For a few years before moving to Door County, Sheryl and I volunteered at the Nachusa Grasslands Nature Conservancy Prairie Preserve. It’s a project in western Illinois that now encompasses nearly 4000 acres and is being returned to its original state as a biologically diverse grasslands. Key to that restoration is the annual controlled burning in the spring of the year. Regular burning is a necessary step in the health and vitality of the prairie. The heat germinates certain seeds and clears the way for others to sprout and grow.

Here is the paradoxical truth of Ash Wednesday. The loving presence of God is hidden in the dust and ashes that dominate this day. Far deeper than the romantic love of Valentine’s Day and chocolates and roses, God comes to us with a love that rescues us from our violent ways with each other, from the limits of our mortality, and promises life that endures beyond our death.
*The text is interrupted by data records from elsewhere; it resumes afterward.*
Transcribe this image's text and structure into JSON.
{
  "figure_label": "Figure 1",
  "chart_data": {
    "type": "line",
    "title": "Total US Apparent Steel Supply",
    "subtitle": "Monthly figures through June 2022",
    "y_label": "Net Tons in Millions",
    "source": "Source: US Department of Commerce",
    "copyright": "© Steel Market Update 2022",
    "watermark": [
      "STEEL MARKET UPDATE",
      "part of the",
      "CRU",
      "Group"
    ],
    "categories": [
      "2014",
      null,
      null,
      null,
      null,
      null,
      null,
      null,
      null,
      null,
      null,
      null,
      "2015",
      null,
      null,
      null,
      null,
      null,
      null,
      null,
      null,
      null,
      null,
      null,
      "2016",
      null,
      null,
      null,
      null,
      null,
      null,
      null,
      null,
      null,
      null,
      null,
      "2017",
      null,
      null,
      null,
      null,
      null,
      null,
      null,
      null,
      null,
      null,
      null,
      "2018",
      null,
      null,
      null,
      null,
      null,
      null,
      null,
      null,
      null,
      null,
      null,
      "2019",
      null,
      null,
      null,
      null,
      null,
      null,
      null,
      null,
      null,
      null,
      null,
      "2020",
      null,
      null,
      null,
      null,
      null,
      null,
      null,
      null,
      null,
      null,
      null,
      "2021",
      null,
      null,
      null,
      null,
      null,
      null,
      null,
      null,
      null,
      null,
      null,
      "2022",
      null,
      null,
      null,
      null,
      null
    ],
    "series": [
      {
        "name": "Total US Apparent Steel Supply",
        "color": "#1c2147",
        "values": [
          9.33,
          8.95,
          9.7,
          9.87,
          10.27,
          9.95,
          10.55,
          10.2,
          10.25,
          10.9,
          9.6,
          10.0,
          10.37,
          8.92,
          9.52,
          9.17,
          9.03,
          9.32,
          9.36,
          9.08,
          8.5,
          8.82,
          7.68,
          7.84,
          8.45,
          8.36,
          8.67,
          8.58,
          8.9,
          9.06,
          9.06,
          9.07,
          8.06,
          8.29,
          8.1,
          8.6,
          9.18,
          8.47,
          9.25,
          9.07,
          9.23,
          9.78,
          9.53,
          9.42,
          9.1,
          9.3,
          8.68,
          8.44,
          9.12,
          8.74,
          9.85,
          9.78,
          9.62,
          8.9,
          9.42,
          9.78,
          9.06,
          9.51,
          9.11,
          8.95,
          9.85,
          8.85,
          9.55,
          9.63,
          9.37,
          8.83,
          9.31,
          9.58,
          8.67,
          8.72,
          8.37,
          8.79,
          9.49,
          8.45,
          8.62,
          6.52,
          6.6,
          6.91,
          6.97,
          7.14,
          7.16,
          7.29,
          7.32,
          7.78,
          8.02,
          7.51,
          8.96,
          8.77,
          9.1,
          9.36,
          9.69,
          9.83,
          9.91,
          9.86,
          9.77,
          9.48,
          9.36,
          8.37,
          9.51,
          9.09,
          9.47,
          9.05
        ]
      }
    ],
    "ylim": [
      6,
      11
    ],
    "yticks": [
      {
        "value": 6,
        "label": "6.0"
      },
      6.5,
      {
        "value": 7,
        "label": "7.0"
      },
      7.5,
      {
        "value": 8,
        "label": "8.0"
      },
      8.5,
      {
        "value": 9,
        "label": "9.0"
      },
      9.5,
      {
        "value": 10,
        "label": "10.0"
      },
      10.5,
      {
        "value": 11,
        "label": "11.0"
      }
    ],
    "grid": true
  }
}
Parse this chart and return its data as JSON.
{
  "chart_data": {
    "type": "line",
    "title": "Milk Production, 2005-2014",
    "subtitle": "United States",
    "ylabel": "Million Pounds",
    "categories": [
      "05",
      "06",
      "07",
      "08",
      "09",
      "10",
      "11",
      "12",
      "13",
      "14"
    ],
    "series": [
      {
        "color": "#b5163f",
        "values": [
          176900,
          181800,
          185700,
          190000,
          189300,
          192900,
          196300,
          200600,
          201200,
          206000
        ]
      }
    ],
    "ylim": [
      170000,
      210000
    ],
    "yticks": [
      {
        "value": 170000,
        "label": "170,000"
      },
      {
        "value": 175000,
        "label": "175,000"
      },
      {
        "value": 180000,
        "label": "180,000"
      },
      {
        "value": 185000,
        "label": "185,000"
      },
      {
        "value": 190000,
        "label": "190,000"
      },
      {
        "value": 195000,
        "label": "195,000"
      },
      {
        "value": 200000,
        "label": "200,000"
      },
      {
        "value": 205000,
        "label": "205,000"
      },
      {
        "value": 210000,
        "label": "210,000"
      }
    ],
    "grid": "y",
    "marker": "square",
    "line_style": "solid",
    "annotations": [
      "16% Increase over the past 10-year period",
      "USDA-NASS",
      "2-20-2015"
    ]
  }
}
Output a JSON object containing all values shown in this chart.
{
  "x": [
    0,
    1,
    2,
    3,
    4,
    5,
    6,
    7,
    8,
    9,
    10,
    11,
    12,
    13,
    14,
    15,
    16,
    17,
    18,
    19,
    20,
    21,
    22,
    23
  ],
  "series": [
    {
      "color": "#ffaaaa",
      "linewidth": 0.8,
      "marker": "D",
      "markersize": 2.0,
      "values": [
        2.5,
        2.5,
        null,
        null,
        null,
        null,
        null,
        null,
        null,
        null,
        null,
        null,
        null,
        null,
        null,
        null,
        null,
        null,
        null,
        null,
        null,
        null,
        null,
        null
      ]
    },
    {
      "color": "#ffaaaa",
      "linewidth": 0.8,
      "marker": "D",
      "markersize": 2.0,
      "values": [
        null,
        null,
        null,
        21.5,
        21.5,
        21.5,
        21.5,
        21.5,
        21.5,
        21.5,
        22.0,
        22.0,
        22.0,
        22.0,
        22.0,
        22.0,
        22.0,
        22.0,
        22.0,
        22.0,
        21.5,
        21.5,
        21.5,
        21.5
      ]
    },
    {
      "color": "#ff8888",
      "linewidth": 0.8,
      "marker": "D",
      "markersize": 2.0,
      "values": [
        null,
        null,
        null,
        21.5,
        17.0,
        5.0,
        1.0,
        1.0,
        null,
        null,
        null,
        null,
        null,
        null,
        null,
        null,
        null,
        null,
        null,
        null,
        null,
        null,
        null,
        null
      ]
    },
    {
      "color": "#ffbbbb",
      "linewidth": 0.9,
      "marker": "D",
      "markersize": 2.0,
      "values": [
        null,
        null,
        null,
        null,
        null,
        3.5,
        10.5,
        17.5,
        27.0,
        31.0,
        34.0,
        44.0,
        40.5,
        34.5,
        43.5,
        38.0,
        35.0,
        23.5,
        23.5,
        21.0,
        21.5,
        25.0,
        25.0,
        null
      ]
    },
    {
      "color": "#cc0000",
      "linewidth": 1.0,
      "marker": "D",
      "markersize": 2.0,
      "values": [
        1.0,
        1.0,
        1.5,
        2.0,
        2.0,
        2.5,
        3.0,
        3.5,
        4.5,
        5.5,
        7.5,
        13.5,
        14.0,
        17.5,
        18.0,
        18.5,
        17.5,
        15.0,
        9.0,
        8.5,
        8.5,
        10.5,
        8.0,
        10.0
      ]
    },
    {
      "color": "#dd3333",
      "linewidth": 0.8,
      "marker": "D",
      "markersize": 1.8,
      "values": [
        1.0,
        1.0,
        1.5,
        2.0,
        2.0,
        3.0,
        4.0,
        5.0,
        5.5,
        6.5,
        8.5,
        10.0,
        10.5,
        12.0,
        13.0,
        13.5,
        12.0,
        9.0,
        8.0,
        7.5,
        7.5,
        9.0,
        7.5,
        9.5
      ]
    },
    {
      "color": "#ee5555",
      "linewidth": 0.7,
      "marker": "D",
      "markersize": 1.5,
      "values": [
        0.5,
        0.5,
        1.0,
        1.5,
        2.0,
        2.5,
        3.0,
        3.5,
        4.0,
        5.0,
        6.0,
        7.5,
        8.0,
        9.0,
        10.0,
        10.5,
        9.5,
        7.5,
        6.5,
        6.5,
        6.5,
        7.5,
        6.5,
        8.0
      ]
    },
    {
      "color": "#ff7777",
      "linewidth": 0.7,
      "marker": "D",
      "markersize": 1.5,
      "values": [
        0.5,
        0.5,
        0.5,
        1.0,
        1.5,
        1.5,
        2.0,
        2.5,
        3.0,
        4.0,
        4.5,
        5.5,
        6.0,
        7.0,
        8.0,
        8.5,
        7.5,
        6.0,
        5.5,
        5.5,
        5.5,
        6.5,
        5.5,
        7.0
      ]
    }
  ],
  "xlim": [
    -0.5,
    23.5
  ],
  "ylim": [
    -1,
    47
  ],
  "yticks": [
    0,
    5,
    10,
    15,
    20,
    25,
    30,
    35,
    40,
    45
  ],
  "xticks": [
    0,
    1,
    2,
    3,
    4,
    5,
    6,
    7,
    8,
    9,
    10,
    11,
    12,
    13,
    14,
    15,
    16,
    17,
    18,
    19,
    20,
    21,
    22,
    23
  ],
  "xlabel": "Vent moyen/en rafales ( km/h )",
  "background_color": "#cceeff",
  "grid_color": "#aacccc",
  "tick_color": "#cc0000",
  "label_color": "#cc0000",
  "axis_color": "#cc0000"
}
See, the season of Lent that we begin today is going somewhere. Where? We’re headed to Easter, that grand celebration of death that gets turned into life. There’s this part of the communion liturgy we call the Proper Preface. It comes right after the opening sentences. You’ll recognize it because it begins, “It is indeed our duty and delight that we should at all times and in all places give thanks to you, almighty and merciful God through Jesus Christ our Lord.” And then it goes on in poetic language to tie this eucharistic celebration to the themes of the church year. I kind of miss the old one for lent; they changed it in this new hymnal; the old one proclaimed that where death began, life will be restored and that the Evil One who by a tree once overcame will likewise by a tree be overcome. That infamous apple tree of the Garden of Eden will be superseded by a cross-shaped tree on a gruesome hill outside Jerusalem; there the possibility of life with God was born. Indeed, dear church, because we are so truthful today about our mortality, the promise of resurrection is all the more sweet.

This is an odd day, this Ash Wednesday, made all the more odd by the juxtaposition with Valentine’s Day. But then ours is an odd faith, a faith that began in the dust and ashes of a borrowed tomb, a grave, a place of death. That womb of dust and ash and death was the resting place of Christ who loved the world all the way to death on a cross.

“Remember that you are dust, and to dust you shall return.”  These are the words that will be spoken over you in a matter of minutes. Your life is fleeting. The clock is ticking. But the mark of the cross reminds you that there is so much more. Death gives way to the life that was promised at your baptism. Ashes are not forever. Endings always call up new beginnings. Now, even now, in the midst of dust and ashes on this day of love, it is a day of deep grace, the day of our salvation.